The New York Times Magazine for Sunday carries an article by acclaimed novelist (and Columbia University professor) Gary Shteyngart. The Russian-born writer was hired by the Times for a media-watching stunt: “For the next week, I will subsist almost entirely on a diet of state-controlled Russian television, piped in from three Apple laptops onto three 55-inch Samsung monitors in a room at the Four Seasons Hotel in Manhattan.” A sardonic caption describes the writer's "captivity" in the luxury hotel.
James Taranto at The Wall Street Journal noticed on Twitter that this article mocked former Rep. Michele Bachmann as the American equivalent of clownish Russian “ultranationalist” politician Vladimir Zhirinovsky, just as our liberal media did with conservatives in the mid-1990s. The comparison came in reaction to a drag-queen act:
On a cold, sunny New Year’s Eve in 2014, I am sitting at the edge of my king-size bed at the Four Seasons hotel in New York, munching through a stack of Wagyu beef slices and demolishing a bottle of pinot noir while watching a woman play a man playing a bearded woman on Russian state television.
It was a woman pretending to be “Conchita Wurst,” an Austrian drag queen who won the 2014 Eurovision song contest and became a “gay icon.”
When Conchita won, back in May, Vladimir Zhirinovsky, an ultranationalist in Russia’s Parliament who is roughly equivalent to Michele Bachmann, said her victory meant “the end of Europe.”
The deputy prime minister and the Orthodox Church issued statements essentially denouncing the collapse of Christian civilization as we know it. On tonight’s show, broadcast to millions of Russians, the message is clear: Europe may have rejected homophobia, a value it once shared with Russia, by giving a musical prize to a drag queen, but Russia, like Gloria Gaynor herself, will survive, never to succumb to the rest of the world’s wimpy notions of tolerance. A country where gangs of vigilantes who call their cause “Occupy Pedophilia” attack gay men and women on the streets of its major cities will now carry the mantle of the European Christian project.

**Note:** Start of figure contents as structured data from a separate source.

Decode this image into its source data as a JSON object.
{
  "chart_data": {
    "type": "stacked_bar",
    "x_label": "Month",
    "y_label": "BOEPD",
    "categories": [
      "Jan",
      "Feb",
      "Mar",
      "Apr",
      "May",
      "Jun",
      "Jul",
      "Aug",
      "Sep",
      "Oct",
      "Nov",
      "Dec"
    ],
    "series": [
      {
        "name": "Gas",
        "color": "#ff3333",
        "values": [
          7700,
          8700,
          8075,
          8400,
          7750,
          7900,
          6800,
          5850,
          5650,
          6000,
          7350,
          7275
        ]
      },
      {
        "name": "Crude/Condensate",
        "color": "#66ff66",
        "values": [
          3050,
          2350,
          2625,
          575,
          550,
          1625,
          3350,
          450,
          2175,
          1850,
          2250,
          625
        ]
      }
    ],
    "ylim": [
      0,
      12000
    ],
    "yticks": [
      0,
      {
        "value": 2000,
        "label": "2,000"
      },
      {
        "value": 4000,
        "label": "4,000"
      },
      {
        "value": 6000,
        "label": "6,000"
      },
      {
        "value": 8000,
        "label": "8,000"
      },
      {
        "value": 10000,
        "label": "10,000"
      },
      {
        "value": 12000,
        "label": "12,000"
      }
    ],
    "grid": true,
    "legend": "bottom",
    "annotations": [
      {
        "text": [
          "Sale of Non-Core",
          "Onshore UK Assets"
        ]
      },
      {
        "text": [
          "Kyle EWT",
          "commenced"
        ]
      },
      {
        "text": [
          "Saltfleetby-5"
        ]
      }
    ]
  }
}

So Bachmann is the “equivalent” to violent street thugs and a Russian politician who’s accused of ordering his aides to rape a pregnant reporter in 2014.
This stunt has been performed before. In 1996, ABC’s Ted Koppel was the runner-up in our “Damn Those Conservatives Award” for this attack on then-presidential contender Pat Buchanan, using the same tactic:
"Vladimir Zhirinovsky, the Russian ultra-nationalist, embarrassed Pat Buchanan today by embracing him as an ideological soulmate. 'Today,' said Zhirinovsky, 'there is a presidential candidate in America who is not afraid to speak the truth, that truly the Congress of the United States is an occupied territory of Israel. Your press,' Zhirinovsky went on, 'is occupied, and all of your finances. Americans don't manage those. Israel does, through American Jews or Negroes.' The Buchanan campaign immediately issued a message of rejection to Zhirinovsky. It's not that Buchanan hasn't expressed some of the views that Zhirinovsky echoed, but perhaps he'd never realized how ugly they sounded until he heard them in the mouth of a genuine bigot."
-- Ted Koppel concluding a February 23, 1996 Nightline profile of Pat Buchanan.
Journalists also tied Zhirinovsky to Oliver North when he ran for the Senate in 1994:
"Oliver North and Vladimir Zhirinovsky: Two names out of the headlines that don't usually connect. But the would-be senator from Virginia and the Russian chauvinist steam along parallel political tracks: They pander to frustrated and angry voters consumed by an overwhelming sense of loss of their country....The separate but similar nationalisms that North and Zhirinovsky express are raw and crude, reeking of claims of manifest destiny and divine inspiration. They are not simply charlatans. They are geopolitical charlatans who would reassert a lost national greatness by intimidating smaller countries and dominating neighbors. That was North's style with Central America when he was in the White House." -- Washington Post columnist and former chief diplomatic correspondent Jim Hoagland, June 30, 1994.
"But the Republican conflict is part of an emerging national struggle, more structural than personal; Oliver North, America's Zhirinovsky, won the party's nomination in a state convention overrun by the religious right." -- Newsweek Senior Editor Joe Klein, July 18, 1994.